Once that was done, families had a lot more to do in and around the Evansdale Public Safety Center on Sunday afternoon, including a dunk tank, various information tents and free hot dogs, chips, water and sno cones.
Rik Reuter, who goes by Rik the Magician on stage, also put on a magic show. He said he was happy to volunteer his services because he benefited from police and paramedics often when his father-in-law, a World War II veteran, needed them.
“They came and helped my father-in-law when he was 90 years old, when he would fall down,” Reuter said.
Police and fire departments from all over the Cedar Valley, as well as the Black Hawk County Sheriff’s Office, brought their vehicles and engines to Evansdale, opening them up for inspection by kids. Officers even showed a film they put together after the abductions of Lyric and Elizabeth to educate children on best safety practices.
“I want my kids to know they can trust the police,” Drew Collins said. “A lot maybe see their parents get in trouble with the law, but police aren’t just here to arrest — they’re here to help.”
That included Black Hawk County Deputy Sheriff Tom Nichols, who is all too aware of the tragedy of losing a daughter to homicide. His daughter, then 22-year-old Lindsay Nichols, was shot and killed by her ex-boyfriend, just a few months before Lyric and Elizabeth were abducted.
Tom Nichols was helping to organize the final donation push to pay for a wheelchair-accessible bridge to Angels Park by the end of this year so it would be open to the public and available to rent by the spring of 2018.
Angels Park Memorial, on an island in Evansdale’s Meyers Lake — where Lyric and Elizabeth’s abandoned bicycles were found — will memorialize the cousins as well as others.

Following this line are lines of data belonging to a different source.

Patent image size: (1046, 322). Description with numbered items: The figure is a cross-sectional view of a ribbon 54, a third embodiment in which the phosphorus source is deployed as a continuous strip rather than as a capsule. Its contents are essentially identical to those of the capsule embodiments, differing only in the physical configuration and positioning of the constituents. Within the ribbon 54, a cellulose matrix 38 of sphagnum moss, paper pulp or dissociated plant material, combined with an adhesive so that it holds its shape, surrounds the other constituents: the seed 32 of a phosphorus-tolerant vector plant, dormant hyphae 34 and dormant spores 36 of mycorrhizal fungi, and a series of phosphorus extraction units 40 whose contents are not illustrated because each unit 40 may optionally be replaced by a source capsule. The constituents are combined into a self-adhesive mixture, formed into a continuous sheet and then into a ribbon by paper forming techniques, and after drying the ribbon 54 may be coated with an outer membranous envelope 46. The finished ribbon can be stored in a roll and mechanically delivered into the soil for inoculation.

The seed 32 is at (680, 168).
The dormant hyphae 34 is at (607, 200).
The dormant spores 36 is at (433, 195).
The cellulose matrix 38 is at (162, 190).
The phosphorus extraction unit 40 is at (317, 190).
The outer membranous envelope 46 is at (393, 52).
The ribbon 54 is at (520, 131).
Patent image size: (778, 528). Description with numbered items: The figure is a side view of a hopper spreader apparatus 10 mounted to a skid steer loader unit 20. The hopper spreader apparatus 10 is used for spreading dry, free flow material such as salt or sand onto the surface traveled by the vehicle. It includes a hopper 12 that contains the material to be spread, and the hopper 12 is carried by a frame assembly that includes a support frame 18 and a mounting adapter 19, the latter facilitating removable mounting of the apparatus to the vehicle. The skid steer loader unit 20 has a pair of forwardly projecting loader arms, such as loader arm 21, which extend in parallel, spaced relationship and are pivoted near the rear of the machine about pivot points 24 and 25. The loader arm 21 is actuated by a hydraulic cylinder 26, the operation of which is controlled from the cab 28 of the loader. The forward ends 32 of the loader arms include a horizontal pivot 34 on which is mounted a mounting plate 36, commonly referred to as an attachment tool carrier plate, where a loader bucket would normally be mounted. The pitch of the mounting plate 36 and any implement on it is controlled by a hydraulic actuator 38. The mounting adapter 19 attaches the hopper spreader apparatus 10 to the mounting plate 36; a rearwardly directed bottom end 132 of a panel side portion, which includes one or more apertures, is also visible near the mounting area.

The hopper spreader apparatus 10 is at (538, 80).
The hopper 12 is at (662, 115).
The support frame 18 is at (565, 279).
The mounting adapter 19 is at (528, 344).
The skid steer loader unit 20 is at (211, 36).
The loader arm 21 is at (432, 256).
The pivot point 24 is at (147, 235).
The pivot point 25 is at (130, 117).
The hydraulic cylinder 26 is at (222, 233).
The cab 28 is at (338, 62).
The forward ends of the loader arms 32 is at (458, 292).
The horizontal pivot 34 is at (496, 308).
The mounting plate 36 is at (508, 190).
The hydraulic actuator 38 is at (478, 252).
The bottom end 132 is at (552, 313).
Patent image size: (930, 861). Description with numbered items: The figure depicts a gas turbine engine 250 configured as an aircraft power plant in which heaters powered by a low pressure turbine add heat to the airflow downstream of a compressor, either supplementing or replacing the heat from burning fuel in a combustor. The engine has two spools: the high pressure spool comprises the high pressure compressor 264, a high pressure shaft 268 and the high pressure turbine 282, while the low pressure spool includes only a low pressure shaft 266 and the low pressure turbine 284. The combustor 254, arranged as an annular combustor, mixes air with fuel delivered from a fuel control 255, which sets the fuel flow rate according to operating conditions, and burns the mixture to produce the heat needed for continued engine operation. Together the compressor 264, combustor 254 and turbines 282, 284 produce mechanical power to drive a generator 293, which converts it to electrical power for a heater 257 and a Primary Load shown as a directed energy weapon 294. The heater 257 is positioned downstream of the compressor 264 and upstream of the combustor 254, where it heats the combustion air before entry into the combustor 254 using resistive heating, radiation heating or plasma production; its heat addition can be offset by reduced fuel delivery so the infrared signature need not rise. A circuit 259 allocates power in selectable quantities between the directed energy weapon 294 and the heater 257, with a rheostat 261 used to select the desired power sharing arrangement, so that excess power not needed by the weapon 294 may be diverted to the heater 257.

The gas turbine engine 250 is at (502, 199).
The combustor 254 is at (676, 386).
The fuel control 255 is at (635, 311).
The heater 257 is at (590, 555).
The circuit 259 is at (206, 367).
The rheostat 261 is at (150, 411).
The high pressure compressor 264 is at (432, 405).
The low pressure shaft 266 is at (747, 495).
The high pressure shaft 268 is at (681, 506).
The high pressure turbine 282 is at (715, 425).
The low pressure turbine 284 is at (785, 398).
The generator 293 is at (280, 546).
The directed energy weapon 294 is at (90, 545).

“We’re looking to raise about another additional $20,000,” he said, noting people can donate on the Angels Park Memorial page on Facebook or buy bricks memorializing lost loved ones. “Between today and the Memorial Ride and Drive (on July 15), that will help. And word of mouth.”
Dona Frickson, who helped organize the second-annual Safety Awareness Day, said she hoped moving the event to Sunday instead of the actual anniversary would help bring more families out.
“I have lots of grandkids, and it would kill me if something happened to any one of them,” she said.